The damage is still very much in evidence, especially at the Anglican Cathedral, which is fenced off and shored up for safely, reminding us of the Kaiser Wilhelm Gedächtniskirche in Berlin, left unrebuilt as a reminder of the pointlessness of war. I don’t know what the parish plans to do with this building, but in the meantime it’s a powerful demonstration of what happens to our feeble attempts at posterity when the ground beneath us shifts.
To accommodate the religious communities they’ve built a temporary “Cardboard Cathedral,” the soaring roof supported by giant paper towel tubes resting on shipping containers.
Much of the Central Business District was destroyed or endangered, sending a lot of the population to seek homes elsewhere and threatening the livelihood of many who stayed. The business leaders wisely came up with an ambitious plan to reopen within sixty days by clearing the rubble and importing and outfitting shipping containers to create temporary storefronts, cafes and other businesses to serve shoppers, tourists and downtown workers. As each area is rebuilt the containers are removed, but you can see there are still quite a few remaining, and they’ve become an attraction in themselves. Smart move!
Between seeing the cyclone destruction in Fiji and the earthquake damage here in New Zealand, we’ve come to appreciate the efforts of relief organizations of all kinds, from foreign governments to NGOs to volunteers.

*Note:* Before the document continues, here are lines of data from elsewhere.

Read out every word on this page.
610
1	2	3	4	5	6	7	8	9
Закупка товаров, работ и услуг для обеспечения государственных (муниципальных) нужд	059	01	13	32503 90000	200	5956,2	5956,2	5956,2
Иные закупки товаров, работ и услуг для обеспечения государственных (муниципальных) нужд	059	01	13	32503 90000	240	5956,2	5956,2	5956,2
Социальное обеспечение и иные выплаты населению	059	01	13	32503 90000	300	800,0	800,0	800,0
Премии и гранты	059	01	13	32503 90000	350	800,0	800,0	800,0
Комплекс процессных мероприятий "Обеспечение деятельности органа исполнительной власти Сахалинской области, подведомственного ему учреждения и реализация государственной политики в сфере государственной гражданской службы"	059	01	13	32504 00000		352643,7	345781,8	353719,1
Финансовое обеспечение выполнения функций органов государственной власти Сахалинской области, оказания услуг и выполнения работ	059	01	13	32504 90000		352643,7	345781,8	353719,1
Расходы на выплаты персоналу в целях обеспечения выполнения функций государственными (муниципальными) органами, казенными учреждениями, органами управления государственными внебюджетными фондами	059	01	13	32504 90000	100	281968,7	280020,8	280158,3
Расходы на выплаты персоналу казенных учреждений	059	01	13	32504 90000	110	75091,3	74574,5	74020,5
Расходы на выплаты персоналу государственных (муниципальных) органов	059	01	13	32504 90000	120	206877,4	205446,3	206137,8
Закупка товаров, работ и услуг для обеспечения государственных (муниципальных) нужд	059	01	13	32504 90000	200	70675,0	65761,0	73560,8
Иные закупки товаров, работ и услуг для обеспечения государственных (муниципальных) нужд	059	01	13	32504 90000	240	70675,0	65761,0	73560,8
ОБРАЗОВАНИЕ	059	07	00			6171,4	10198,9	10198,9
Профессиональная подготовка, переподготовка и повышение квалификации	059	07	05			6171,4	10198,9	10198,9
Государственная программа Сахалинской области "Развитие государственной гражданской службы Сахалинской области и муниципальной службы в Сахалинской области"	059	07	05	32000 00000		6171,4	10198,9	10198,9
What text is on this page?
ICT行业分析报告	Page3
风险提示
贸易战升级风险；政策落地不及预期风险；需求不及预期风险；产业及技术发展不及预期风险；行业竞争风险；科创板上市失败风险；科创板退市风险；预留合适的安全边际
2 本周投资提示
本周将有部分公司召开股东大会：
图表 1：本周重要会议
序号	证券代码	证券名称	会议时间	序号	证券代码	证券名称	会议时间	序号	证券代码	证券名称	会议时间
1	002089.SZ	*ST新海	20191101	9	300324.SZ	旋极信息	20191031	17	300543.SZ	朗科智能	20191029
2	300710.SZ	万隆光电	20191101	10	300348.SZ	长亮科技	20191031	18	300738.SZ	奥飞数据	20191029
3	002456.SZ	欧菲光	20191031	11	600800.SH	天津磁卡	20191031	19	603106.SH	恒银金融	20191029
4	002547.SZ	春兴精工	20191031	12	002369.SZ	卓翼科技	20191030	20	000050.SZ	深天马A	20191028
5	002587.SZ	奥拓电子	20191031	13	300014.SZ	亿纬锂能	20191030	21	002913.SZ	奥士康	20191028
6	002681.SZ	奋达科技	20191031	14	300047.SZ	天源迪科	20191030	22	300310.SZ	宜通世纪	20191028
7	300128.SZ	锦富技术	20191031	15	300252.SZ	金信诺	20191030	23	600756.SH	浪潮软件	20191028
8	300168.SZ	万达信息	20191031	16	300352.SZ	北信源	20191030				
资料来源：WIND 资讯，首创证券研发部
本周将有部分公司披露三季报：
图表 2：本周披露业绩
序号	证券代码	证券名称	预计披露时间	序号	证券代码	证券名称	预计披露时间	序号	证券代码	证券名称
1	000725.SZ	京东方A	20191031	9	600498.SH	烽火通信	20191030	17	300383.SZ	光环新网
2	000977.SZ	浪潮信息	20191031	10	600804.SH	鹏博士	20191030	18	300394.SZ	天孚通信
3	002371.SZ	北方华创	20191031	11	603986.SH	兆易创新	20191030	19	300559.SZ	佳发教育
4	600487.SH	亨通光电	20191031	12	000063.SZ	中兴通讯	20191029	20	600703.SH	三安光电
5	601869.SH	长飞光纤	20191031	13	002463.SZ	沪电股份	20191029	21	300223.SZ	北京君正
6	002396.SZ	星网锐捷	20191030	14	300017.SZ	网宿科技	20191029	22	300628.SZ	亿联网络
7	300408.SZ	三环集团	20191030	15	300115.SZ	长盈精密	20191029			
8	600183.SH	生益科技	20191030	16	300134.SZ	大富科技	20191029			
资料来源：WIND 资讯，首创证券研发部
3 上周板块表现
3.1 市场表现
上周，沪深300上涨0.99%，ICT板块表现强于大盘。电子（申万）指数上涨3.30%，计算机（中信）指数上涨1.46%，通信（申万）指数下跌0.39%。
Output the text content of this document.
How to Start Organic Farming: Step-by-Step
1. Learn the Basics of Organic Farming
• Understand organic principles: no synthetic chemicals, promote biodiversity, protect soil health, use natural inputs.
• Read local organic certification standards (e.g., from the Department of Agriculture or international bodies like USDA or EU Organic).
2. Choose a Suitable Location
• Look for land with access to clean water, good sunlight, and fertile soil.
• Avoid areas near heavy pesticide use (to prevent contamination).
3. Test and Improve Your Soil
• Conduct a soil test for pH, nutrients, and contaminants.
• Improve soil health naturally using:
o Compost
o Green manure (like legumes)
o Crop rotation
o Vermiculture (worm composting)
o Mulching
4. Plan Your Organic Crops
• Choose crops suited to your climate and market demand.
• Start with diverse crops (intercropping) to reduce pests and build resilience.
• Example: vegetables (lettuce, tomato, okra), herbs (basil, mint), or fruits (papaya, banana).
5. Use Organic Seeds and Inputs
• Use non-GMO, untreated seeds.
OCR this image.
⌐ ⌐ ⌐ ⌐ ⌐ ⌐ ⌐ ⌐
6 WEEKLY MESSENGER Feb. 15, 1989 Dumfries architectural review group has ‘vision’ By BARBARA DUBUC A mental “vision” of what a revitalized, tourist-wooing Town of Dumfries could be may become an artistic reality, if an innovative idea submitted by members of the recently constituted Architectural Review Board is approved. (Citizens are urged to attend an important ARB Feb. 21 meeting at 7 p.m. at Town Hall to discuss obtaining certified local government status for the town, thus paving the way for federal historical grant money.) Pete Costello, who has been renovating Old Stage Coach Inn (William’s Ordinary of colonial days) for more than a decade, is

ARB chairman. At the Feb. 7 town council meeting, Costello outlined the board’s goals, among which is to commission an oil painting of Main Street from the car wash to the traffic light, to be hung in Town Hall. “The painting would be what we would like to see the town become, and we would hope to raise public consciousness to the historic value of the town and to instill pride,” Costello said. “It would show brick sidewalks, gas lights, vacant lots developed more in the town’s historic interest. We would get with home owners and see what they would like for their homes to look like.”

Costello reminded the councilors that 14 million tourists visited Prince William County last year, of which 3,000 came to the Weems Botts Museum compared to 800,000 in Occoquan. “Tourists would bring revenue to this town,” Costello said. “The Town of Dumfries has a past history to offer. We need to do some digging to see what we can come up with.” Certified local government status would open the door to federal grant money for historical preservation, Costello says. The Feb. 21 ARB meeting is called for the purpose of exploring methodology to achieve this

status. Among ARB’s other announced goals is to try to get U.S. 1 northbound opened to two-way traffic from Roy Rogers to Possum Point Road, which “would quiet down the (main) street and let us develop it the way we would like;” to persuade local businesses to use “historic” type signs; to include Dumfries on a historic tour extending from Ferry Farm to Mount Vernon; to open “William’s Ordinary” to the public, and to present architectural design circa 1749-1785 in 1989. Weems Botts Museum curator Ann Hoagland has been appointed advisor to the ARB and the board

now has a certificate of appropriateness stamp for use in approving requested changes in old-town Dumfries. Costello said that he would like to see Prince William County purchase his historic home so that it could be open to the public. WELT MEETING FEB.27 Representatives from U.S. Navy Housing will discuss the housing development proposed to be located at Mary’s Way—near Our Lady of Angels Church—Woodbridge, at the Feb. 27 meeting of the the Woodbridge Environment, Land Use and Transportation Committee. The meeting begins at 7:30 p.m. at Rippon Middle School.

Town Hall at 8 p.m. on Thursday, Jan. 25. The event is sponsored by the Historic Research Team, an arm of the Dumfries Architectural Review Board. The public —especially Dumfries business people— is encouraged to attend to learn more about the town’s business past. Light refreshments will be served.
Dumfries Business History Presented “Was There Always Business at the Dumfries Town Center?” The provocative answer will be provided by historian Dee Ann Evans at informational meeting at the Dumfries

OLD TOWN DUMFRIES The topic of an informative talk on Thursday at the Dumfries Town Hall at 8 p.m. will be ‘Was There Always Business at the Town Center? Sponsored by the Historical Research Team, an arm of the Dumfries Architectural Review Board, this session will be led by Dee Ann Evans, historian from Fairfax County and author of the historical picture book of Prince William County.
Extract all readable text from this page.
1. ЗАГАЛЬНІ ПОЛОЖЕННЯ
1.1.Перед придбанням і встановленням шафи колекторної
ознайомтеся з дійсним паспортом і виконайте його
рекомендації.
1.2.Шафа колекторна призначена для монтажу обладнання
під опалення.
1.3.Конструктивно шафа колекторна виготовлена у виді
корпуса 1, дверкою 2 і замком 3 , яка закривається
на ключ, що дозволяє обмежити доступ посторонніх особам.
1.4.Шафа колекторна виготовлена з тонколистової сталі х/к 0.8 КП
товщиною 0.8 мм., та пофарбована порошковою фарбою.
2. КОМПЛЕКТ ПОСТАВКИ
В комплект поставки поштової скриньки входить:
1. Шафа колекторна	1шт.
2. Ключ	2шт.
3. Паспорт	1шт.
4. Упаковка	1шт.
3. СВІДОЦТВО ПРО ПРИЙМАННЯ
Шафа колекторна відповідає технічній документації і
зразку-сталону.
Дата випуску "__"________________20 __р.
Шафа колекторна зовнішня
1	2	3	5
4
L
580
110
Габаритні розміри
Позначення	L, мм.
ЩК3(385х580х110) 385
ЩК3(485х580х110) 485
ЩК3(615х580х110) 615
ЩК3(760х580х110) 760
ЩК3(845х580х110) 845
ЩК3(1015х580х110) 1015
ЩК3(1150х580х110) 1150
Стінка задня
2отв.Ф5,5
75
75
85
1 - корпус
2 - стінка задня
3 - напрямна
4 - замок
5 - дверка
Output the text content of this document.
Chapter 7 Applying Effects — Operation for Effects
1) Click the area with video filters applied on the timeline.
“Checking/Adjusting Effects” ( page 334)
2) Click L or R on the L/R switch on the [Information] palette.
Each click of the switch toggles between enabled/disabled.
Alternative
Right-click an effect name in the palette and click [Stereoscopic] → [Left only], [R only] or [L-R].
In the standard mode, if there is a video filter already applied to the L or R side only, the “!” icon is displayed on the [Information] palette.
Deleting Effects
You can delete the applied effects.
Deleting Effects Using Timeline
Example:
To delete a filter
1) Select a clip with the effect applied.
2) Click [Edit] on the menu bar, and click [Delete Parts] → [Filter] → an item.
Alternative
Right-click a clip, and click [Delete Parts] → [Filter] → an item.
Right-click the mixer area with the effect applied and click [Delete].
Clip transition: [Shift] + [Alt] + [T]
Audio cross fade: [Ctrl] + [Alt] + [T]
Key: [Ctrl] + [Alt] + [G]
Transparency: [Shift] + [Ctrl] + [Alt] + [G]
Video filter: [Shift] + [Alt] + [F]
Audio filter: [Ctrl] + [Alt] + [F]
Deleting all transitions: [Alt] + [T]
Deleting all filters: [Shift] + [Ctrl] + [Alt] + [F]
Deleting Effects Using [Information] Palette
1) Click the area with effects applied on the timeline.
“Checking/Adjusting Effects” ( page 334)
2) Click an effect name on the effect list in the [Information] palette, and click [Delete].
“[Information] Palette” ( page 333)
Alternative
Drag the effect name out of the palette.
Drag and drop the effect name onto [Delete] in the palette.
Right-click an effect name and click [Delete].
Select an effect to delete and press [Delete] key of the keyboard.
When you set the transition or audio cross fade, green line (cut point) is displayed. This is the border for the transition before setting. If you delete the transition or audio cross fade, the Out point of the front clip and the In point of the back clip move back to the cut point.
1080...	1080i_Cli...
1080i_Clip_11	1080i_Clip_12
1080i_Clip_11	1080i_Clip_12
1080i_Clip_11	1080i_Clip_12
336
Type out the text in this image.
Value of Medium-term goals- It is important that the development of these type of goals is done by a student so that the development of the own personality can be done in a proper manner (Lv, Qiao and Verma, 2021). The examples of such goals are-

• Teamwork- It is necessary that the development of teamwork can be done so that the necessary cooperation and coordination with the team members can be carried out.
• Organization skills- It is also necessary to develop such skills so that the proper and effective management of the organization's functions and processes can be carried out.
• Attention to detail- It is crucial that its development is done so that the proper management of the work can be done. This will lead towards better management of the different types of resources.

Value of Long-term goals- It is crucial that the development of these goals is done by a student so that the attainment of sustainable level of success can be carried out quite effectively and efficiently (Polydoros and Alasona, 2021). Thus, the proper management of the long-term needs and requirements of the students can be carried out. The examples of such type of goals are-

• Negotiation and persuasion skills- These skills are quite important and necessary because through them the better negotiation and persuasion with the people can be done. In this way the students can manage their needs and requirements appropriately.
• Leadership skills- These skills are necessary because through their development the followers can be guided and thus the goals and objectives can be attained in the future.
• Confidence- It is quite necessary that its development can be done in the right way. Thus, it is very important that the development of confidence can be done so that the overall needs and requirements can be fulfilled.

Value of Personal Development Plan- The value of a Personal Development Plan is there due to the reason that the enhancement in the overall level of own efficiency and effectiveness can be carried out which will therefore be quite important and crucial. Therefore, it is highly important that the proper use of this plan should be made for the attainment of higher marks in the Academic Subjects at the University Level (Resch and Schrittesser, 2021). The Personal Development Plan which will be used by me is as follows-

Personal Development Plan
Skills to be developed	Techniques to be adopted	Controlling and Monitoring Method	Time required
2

We especially admire the design and construction of temporary buildings that get people back to some kind of normal as quickly as possible. By contrast, we’re watching Treme, a short-lived HBO drama about the aftermath and slow recovery of New Orleans after Katrina and we’re saddened at how little was done for so long, how much people suffered just trying to live in a place they call home that was rendered unrecognizable and uninhabitable, in America, one of the richest countries on earth. The trauma and ongoing stress of losing everything is unimaginable for most of us and my heart goes out to those who suffer the loss and those who pitch in to help.
Eventually the cold got to us and we took refuge at the International Antarctic Center, which turned out to be a ridiculously overpriced waste of time, with barely a mention of the great Antarctic explorers and science displays rooted in the 1950s. The only saving graces were a short film of aerial shots of the continent and a penguin habitat similar to what we saw in the North Island last year. We could only justify the entrance fee by consoling ourselves that at least they are rescuing and caring for injured penguins.
We took the free Penguin Bus back to town and hit a Falafel stand for takeout. Our flight is the dreaded 6am, which means a pickup at the hotel at 3:15am. We’re definitely looking forward to a long sleep back home.